Mistake 4: Tab Character in Regex

ERROR:

extract_regex body, /field\t(?P<value>.*)/
# Error: Unknown function 't()'

FIX:

extract_regex body, /field.(?P<value>.*)/        # Use . for any char
# OR
extract_regex body, /field[\t ](?P<value>.*)/    # Character class

---

Mistake 5: JSONPath Without Quotes

ERROR:

string(parsed.data points)    # Syntax error (space in name)

FIX:

string(parsed."data points")  # Quote field names with spaces

---

Mistake 6: Confusing split_part() vs Array Indexing

Remember:

• split_part() is 1-based (first element = 1)
• Array [N] is 0-based (first element = 0)

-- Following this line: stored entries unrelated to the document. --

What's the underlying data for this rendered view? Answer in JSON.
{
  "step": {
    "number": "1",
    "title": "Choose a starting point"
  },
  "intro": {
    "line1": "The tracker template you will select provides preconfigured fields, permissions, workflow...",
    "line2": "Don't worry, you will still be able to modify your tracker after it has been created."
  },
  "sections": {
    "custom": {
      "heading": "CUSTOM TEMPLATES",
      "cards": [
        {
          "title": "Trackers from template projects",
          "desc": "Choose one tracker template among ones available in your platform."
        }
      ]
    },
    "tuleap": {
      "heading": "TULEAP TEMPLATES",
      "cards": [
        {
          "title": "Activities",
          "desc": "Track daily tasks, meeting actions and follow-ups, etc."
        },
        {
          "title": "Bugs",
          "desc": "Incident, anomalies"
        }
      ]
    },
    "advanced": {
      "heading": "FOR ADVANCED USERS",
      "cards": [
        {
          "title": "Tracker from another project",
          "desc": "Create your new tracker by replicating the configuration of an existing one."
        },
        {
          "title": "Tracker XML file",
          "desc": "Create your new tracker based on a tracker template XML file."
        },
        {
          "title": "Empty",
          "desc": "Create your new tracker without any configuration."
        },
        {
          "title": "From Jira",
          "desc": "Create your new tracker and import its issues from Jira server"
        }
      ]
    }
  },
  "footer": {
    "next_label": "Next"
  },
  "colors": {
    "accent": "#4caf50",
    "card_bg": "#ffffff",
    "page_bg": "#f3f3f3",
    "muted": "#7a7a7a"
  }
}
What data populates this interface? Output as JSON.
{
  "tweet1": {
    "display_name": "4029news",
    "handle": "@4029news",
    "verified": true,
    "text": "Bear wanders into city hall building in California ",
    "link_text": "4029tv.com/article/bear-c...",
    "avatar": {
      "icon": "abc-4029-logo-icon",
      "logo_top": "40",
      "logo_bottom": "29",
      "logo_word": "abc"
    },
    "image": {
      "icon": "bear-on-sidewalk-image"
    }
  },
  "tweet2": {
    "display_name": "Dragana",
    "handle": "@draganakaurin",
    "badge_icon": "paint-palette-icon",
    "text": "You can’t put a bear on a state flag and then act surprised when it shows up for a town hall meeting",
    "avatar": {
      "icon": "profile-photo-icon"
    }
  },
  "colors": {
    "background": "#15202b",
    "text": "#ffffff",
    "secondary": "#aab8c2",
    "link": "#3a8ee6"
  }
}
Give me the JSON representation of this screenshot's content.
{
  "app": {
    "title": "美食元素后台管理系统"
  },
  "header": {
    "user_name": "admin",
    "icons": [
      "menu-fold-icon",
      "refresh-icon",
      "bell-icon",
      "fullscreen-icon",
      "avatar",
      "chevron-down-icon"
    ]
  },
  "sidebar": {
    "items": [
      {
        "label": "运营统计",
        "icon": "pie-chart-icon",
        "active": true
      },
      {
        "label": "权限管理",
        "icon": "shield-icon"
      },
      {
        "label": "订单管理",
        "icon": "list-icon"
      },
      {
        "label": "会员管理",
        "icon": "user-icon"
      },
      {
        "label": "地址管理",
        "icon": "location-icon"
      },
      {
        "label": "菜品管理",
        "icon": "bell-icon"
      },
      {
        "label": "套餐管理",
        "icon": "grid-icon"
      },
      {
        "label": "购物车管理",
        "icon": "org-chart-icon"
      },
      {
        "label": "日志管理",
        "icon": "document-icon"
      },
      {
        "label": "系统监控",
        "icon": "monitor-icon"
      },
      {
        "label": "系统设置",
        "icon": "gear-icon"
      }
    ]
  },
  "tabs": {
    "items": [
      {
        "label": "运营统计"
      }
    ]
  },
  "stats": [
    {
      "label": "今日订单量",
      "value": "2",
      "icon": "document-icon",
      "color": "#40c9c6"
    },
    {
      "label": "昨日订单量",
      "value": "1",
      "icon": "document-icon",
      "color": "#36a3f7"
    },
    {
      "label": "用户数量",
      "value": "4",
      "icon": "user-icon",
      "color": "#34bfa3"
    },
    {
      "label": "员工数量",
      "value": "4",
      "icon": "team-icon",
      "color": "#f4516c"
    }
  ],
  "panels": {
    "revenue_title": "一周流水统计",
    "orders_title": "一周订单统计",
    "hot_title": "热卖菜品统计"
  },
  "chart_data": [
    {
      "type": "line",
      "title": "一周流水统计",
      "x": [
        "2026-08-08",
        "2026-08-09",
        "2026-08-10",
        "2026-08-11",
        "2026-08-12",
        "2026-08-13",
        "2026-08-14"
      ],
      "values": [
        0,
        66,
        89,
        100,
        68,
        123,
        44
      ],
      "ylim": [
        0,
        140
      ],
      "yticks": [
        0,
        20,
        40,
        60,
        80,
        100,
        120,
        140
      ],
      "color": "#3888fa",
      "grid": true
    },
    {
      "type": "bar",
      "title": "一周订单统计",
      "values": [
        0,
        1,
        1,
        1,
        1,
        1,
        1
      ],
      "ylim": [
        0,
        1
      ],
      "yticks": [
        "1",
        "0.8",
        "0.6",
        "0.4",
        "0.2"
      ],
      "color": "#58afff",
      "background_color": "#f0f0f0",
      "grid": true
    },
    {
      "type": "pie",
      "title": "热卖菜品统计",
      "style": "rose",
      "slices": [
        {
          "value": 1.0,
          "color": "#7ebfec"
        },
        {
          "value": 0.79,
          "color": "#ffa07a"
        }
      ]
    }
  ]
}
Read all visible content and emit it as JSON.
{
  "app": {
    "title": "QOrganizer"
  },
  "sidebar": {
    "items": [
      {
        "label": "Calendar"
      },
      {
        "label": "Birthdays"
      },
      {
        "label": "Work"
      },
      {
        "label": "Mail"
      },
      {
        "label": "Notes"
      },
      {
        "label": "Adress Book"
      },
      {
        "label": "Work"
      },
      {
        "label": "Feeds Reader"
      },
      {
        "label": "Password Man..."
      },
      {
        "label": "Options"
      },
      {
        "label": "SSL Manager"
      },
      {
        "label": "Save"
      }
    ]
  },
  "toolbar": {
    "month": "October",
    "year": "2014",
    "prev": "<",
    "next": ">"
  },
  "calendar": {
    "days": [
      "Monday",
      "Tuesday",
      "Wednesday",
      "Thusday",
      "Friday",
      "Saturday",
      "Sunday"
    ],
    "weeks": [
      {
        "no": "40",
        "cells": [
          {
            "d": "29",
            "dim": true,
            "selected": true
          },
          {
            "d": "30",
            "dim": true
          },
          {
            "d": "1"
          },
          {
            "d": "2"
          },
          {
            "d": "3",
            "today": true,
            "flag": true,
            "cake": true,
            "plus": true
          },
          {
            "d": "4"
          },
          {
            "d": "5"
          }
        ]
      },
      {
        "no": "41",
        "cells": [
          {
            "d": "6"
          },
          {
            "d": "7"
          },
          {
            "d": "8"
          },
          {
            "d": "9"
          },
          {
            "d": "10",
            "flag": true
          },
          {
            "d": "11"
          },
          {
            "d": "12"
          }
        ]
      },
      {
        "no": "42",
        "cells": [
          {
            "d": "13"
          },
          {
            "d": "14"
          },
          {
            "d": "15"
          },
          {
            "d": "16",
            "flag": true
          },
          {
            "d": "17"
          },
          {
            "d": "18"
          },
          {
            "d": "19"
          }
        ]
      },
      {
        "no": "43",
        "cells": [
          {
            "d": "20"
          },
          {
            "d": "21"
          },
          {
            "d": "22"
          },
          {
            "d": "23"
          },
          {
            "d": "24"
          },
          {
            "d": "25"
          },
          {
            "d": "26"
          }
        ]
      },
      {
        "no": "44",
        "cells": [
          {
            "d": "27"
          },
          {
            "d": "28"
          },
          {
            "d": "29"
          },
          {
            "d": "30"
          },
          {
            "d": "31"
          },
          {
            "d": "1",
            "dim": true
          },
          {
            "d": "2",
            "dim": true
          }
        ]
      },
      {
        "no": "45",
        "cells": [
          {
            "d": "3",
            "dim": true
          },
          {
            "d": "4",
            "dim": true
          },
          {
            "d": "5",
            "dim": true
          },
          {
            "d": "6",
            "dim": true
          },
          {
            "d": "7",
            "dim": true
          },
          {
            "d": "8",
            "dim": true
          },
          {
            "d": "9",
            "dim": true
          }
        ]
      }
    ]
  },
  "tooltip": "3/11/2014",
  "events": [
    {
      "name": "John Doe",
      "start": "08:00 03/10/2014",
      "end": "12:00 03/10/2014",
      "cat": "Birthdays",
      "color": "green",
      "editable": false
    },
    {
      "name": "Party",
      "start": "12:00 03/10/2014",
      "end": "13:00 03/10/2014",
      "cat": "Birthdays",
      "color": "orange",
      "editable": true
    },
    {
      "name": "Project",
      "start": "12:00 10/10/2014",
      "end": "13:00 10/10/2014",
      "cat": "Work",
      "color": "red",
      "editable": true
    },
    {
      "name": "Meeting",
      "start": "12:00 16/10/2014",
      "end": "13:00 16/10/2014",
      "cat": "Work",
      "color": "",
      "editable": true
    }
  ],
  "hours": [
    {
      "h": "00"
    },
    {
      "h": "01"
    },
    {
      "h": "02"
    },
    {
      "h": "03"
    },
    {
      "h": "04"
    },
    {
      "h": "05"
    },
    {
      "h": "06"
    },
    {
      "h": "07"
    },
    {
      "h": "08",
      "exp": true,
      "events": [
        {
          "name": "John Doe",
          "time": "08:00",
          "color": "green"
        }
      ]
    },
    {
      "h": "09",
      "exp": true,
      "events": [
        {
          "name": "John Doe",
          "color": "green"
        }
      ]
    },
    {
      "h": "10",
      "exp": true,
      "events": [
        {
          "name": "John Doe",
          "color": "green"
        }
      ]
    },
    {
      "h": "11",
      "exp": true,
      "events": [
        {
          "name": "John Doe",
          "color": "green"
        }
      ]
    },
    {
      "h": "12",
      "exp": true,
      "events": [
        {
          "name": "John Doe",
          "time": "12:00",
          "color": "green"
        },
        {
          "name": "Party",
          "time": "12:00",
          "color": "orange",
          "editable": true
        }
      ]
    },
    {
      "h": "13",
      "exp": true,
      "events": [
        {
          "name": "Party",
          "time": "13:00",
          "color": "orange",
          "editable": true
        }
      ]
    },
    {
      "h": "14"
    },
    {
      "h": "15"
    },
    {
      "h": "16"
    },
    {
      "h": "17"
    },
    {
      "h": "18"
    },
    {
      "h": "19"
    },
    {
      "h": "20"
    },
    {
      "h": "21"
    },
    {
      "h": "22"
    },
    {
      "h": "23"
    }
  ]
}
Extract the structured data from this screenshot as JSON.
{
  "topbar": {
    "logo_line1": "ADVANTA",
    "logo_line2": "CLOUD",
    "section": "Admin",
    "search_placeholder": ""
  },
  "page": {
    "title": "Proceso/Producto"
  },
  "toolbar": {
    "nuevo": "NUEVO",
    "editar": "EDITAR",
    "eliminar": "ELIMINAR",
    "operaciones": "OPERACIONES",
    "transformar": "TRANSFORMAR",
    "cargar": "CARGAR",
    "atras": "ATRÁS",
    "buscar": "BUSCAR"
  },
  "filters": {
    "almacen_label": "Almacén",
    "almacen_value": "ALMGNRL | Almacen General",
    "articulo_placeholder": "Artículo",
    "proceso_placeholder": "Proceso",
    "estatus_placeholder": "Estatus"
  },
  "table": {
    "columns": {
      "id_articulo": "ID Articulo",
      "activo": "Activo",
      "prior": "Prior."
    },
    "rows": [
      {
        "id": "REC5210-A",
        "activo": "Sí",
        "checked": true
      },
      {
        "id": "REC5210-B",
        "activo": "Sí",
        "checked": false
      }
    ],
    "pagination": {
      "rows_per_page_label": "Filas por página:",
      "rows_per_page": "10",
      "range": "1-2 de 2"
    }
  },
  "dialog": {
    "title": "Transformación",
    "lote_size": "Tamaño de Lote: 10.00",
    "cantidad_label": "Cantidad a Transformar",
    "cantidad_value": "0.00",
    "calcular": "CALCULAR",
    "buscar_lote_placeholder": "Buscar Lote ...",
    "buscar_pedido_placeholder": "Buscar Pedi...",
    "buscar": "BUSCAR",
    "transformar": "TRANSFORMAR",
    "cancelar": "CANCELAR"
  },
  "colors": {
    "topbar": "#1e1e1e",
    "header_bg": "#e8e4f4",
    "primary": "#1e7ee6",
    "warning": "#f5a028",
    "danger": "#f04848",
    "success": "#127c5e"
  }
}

make_col parts:split("a.b.c", ".")
make_col using_split_part:split_part("a.b.c", ".", 1)  # "a" (1-based)
make_col using_array:parts[0]                          # "a" (0-based)

---

Error Handling

Regex Non-Matches

When regex doesn't match a log line:

• Extracted columns are null (not an error)
• Original data is preserved
• Filter nulls if needed: filter extracted_field != null

extract_regex body, /user=(?P<user>\w+)/
# Logs without "user=" will have user=null
filter user != null  # Keep only matched logs

---

Invalid JSON

When parse_json() receives invalid JSON:

• Returns null (not an error)
• Check before accessing: filter parsed != null

make_col parsed:parse_json(maybe_json)
filter parsed != null
make_col field:string(parsed.field_name)

---

Array Out of Bounds

When accessing array[999] on a smaller array:

• Returns null (not an error)
• No exception thrown

make_col parts:split("a.b.c", ".")  # ["a","b","c"]
make_col safe:parts[0]               # "a"
make_col oob:parts[999]              # null (no error)

---

Performance Tips

1. Filter Before Extracting

Extract from relevant logs only:

# GOOD - Filter first
filter body ~ /ERROR/
extract_regex body, /ERROR: (?P<error_code>\w+)/

# BAD - Extract from all logs
extract_regex body, /ERROR: (?P<error_code>\w+)/
filter error_code != null

---

2. Single Regex with Multiple Captures

One regex is faster than multiple:

# GOOD - Single regex
extract_regex body, /\[(?P<time>[\d: ,]+)\] (?P<level>\w+) (?P<msg>.*)/

# BAD - Multiple regexes
extract_regex body, /\[(?P<time>.*)\]/
extract_regex body, /\] (?P<level>.*) /
extract_regex body, /(?P<msg>.*)/

---

3. Anchor Patterns When Possible

Anchored patterns (^, $) perform better:

# GOOD - Anchored
extract_regex body, /^(?P<timestamp>[\d\-:]+) /

# SLOWER - Unanchored (searches entire string)
extract_regex body, /(?P<timestamp>[\d\-:]+) /

---

4. Only Parse JSON When Needed

# GOOD - Filter, then parse
filter body ~ /\{.*"error"/
make_col parsed:parse_json(body)

# BAD - Parse everything
make_col parsed:parse_json(body)
filter parsed != null

---

Related Skills

• filtering-event-datasets - Text search and filtering before extraction
• aggregating-event-datasets - Aggregating extracted fields with statsby
• investigating-textual-data - Error analysis workflows using extraction
• analyzing-text-patterns - Pattern discovery to identify what to extract

Key Takeaways

1. extract_regex() is most powerful - supports type casting and multiple captures
2. Forward slashes required for regex: /pattern/ not "pattern"
3. Type cast in capture group: (?P<name::int64>pattern) for immediate conversion
4. split_part() is 1-based, array [N] is 0-based
5. Quote JSONPath fields with spaces or special characters
6. Reserved names: Avoid timestamp, valid_from, valid_to
7. Nulls not errors: Non-matches return null, not exceptions
8. Filter before extract: Better performance

When in doubt about regex syntax or parsing functions, use learn_observe_skill("OPAL extract_regex") for official documentation.